Financial reports from Michigan’s tribal and commercial operators showed a recovery in the state’s gambling market, which was on the decline for the past three months. July’s gross online gaming revenue increased 8% compared to the previous month, reaching $148.2 million. The sum also marks a 32.4% year-to-year increase, alleviating concerns that the negative trend would keep accelerating.
Sports Betting Grew Year to Year despite Monthly Drop
The increase in revenue is also welcome news to the state coffers as online operators contributed $24.9 million in taxes. iGaming accounted for $24.1 million, while the remaining $815,000 came from sports betting taxes and fees. Michigan’s three licensed casinos were charged $6.9 million, while tribal operators paid governing bodies $2.7 million.
Despite positive growth in most sectors, July’s sports betting handle dropped to its lowest since last summer at $206.1 million. This number is а stark 23% drop compared to the previous month, mirroring a similar trend in sportsbooks across the USA, as the summer usually marks a cooldown in betting activity. Despite the weaker results, July’s total sports betting handle is still well above 2021’s $188 million for the same month.
Top Online Operators Experienced Little Disturbance
Among individual sports betting operators in the Great Lake State, FanDuel barely managed to hold on to first place with a handle of $60.1 million. DraftKings followed closely with $57.5 million, while BetMGM rounded out the top three at $44.6 million. Caesars claimed the fourth spot with $15.4 million, finally surpassing Barstool, which made $13.1 million.

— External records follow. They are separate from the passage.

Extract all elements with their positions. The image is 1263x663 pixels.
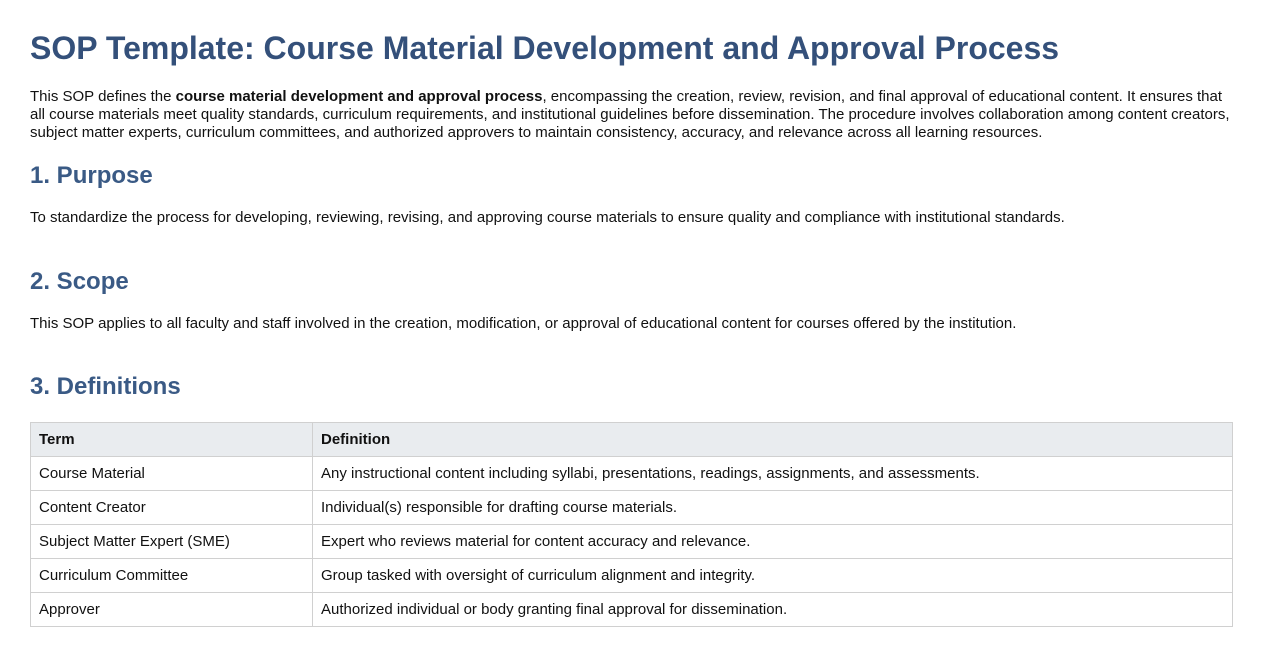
- section-heading: 3. Definitions: [30, 373, 181, 400]
- definition-cell: Group tasked with oversight of curriculu…: [312, 558, 1233, 593]
- intro-bold: course material development and approval…: [175, 88, 543, 105]
- table-row: Course Material Any instructional content…: [30, 456, 1233, 491]
- intro-text: This SOP defines the: [30, 88, 176, 105]
- table-row: Content Creator Individual(s) responsible…: [30, 490, 1233, 525]
- definition-cell: Any instructional content including syll…: [312, 456, 1233, 491]
- definition-cell: Expert who reviews material for content …: [312, 524, 1233, 559]
- table-row: Curriculum Committee Group tasked with ov…: [30, 558, 1233, 593]
- intro: This SOP defines the course material dev…: [30, 88, 1233, 142]
- table-row: Approver Authorized individual or body gr…: [30, 592, 1233, 627]
- term-cell: Course Material: [30, 456, 313, 491]
- section-heading: 2. Scope: [30, 268, 129, 295]
- title: SOP Template: Course Material Developmen…: [30, 30, 1060, 66]
- header-row: Term Definition: [30, 422, 1233, 457]
- table-row: Subject Matter Expert (SME) Expert who re…: [30, 524, 1233, 559]
- table-body: Course Material Any instructional content…: [30, 456, 1233, 627]
- header-cell: Definition: [312, 422, 1233, 457]
- term-cell: Approver: [30, 592, 313, 627]
- header-cell: Term: [30, 422, 313, 457]
- definitions-table: Term Definition Course Material Any instr…: [30, 422, 1233, 627]
- term-cell: Content Creator: [30, 490, 313, 525]
- term-cell: Curriculum Committee: [30, 558, 313, 593]
- section-text: To standardize the process for developin…: [30, 209, 1065, 226]
- definition-cell: Individual(s) responsible for drafting c…: [312, 490, 1233, 525]
- term-cell: Subject Matter Expert (SME): [30, 524, 313, 559]
- section-text: This SOP applies to all faculty and staf…: [30, 315, 1017, 332]
- intro-text: , encompassing the creation, review, rev…: [30, 88, 1230, 141]
- section-heading: 1. Purpose: [30, 162, 153, 189]
- definition-cell: Authorized individual or body granting f…: [312, 592, 1233, 627]
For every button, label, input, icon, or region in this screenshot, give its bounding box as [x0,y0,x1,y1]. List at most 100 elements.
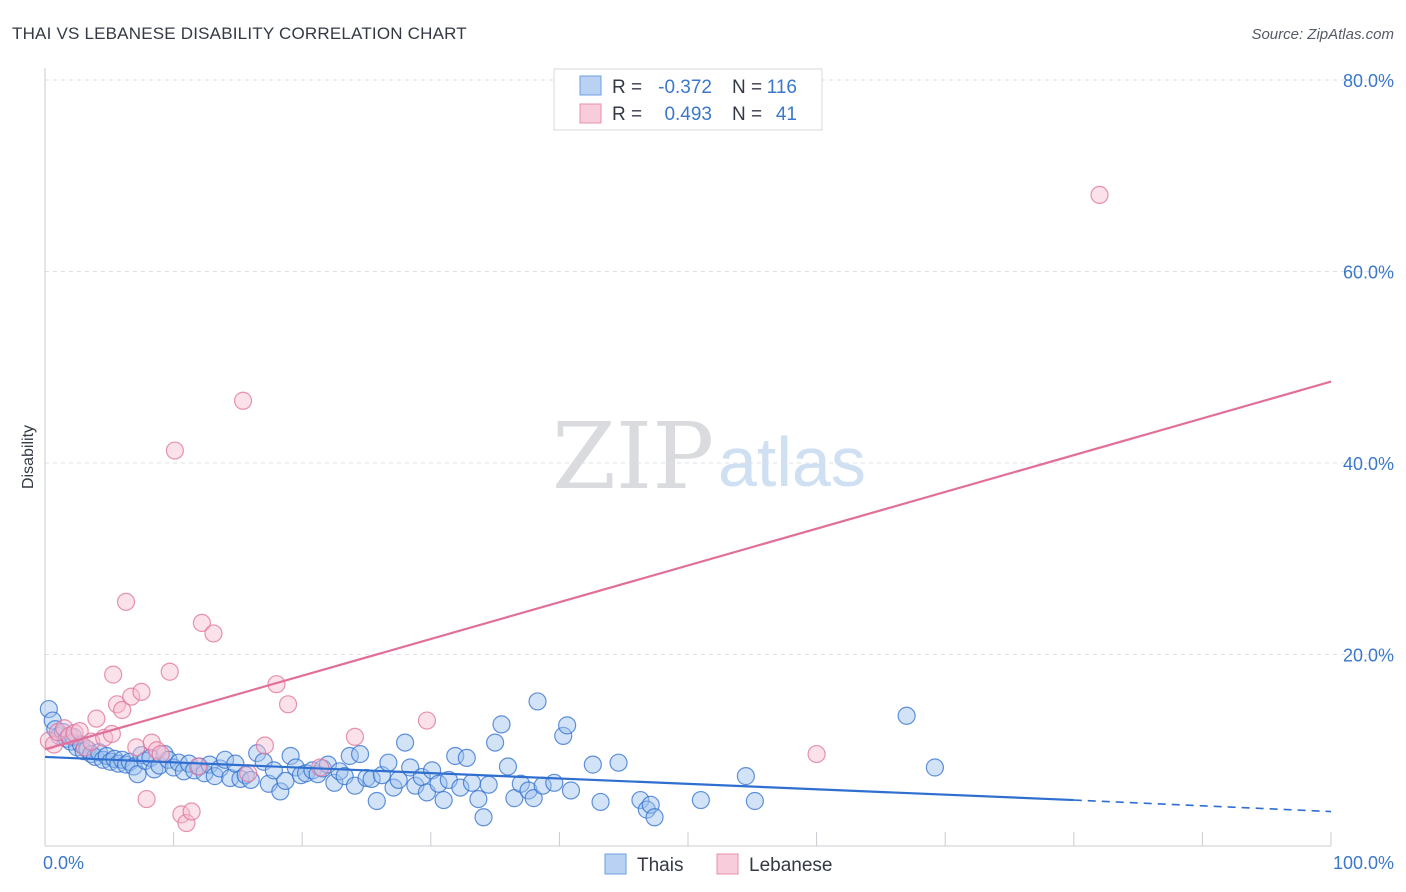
lebanese-point-24 [165,441,184,460]
lebanese-point-26 [177,813,196,833]
bottom-legend-thais-label: Thais [637,855,683,876]
thais-point-104 [583,755,602,774]
trend-lines [44,380,1332,813]
lebanese-point-27 [182,802,201,821]
thais-point-0 [39,699,58,719]
thais-trend-line [44,755,1074,802]
lebanese-point-13 [107,695,127,714]
legend-thais-r-label: R = [612,77,642,98]
stats-legend: R = -0.372 N = 116 R = 0.493 N = 41 [553,68,823,131]
legend-lebanese-r-value: 0.493 [664,104,712,125]
thais-point-92 [492,715,511,734]
thais-point-84 [446,746,465,766]
lebanese-point-23 [160,662,179,681]
watermark-zip: ZIP [552,403,714,510]
thais-point-81 [429,774,448,793]
thais-point-103 [561,781,581,800]
thais-point-24 [128,765,147,784]
lebanese-trend-line [44,380,1332,751]
legend-thais-n-value: 116 [767,77,797,98]
thais-point-111 [691,790,710,810]
x-tick-label-min: 0.0% [43,853,84,873]
thais-point-93 [498,757,518,776]
y-axis-label: Disability [20,425,37,489]
bottom-legend-thais-swatch [604,853,627,875]
legend-thais-n-label: N = [732,77,762,98]
y-tick-label: 80.0% [1343,71,1394,91]
lebanese-point-19 [137,789,156,809]
thais-point-114 [897,706,916,725]
bottom-legend-lebanese-swatch [716,853,739,875]
lebanese-point-29 [192,613,211,633]
thais-point-88 [469,789,488,809]
thais-point-62 [325,773,344,792]
lebanese-point-31 [233,391,253,410]
lebanese-point-40 [1090,185,1109,204]
bottom-legend-lebanese-label: Lebanese [749,855,832,876]
lebanese-point-22 [151,744,170,764]
thais-point-105 [591,792,610,812]
x-tick-label-max: 100.0% [1333,853,1394,873]
lebanese-point-18 [132,682,151,701]
thais-point-89 [474,808,493,827]
chart-title: THAI VS LEBANESE DISABILITY CORRELATION … [12,24,467,43]
lebanese-point-39 [807,744,826,764]
x-tick-labels: 0.0% 100.0% [43,853,1394,873]
lebanese-point-30 [204,624,223,643]
y-tick-label: 20.0% [1343,646,1394,666]
thais-point-100 [545,773,564,792]
lebanese-point-28 [188,757,208,776]
thais-point-75 [395,733,415,752]
series-legend: Thais Lebanese [604,853,832,876]
watermark: ZIP atlas [552,403,866,510]
lebanese-point-17 [127,738,146,757]
lebanese-point-25 [172,805,191,824]
thais-point-70 [367,791,386,811]
thais-point-101 [554,726,573,745]
legend-thais-swatch [579,75,602,96]
legend-thais-r-value: -0.372 [658,77,712,98]
thais-point-54 [281,746,300,766]
thais-point-98 [528,692,547,711]
gridlines [44,79,1394,846]
watermark-atlas: atlas [718,423,866,501]
y-tick-label: 40.0% [1343,454,1394,474]
series-thais-points [39,692,945,827]
series-lebanese-points [39,185,1109,833]
y-tick-label: 60.0% [1343,263,1394,283]
thais-point-67 [350,744,370,764]
thais-point-82 [434,790,453,810]
lebanese-point-32 [239,764,258,783]
chart-source: Source: ZipAtlas.com [1251,26,1394,43]
thais-point-87 [462,773,482,792]
thais-point-97 [524,789,543,808]
thais-point-90 [479,775,498,794]
y-tick-labels: 20.0% 40.0% 60.0% 80.0% [1343,71,1394,666]
thais-point-72 [379,753,398,772]
lebanese-point-16 [122,687,141,706]
lebanese-point-14 [113,700,132,720]
lebanese-point-37 [345,727,365,746]
lebanese-point-33 [255,736,275,755]
thais-trend-extension [1073,799,1332,813]
thais-point-115 [925,758,945,777]
thais-point-85 [451,778,470,797]
thais-point-52 [271,782,290,801]
legend-lebanese-n-value: 41 [776,104,797,125]
lebanese-point-35 [278,695,298,714]
thais-point-107 [631,790,650,810]
legend-lebanese-swatch [579,103,602,124]
lebanese-point-15 [116,592,136,611]
legend-lebanese-n-label: N = [732,104,762,125]
thais-point-86 [457,748,476,768]
thais-point-110 [645,808,664,827]
thais-point-113 [745,791,764,811]
thais-point-102 [558,716,577,735]
thais-point-112 [736,767,755,786]
lebanese-point-9 [87,709,106,728]
thais-point-106 [609,753,628,772]
thais-point-91 [486,733,505,752]
lebanese-point-38 [417,711,437,730]
lebanese-point-12 [104,665,123,684]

The remaining Michigan online sportsbooks scored significantly lower, with PointsBet leading the rest of the pack at $4.3 million. The top three operators represent more than 78% of the market, but July’s decline hit everybody more or less equally, so there was little disturbance in the sector.
Michigan Is Still on Its Way to Overtaking New Jersey
Michigan’s recent growth puts it back on its way to surpassing New Jersey New in terms of online gambling profits. In the first half of the year, New Jersey recorded revenue of slightly over $800,000, while Michigan was hot on its heels with $750,000. This number represents significant growth for the Great Lake State, especially considering online gambling has only been legal there since 2021. In contrast, New Jersey regulated online operators in 2013.
Financial results bode well for Michigan’s relatively young online gambling industry despite the global inflation crisis, the possible upcoming recession, and the slow summer sportsbook calendar. The real test for the state’s burgeoning gambling sector will be the coming World Cup, which will be a huge opportunity for operators to attract new clients.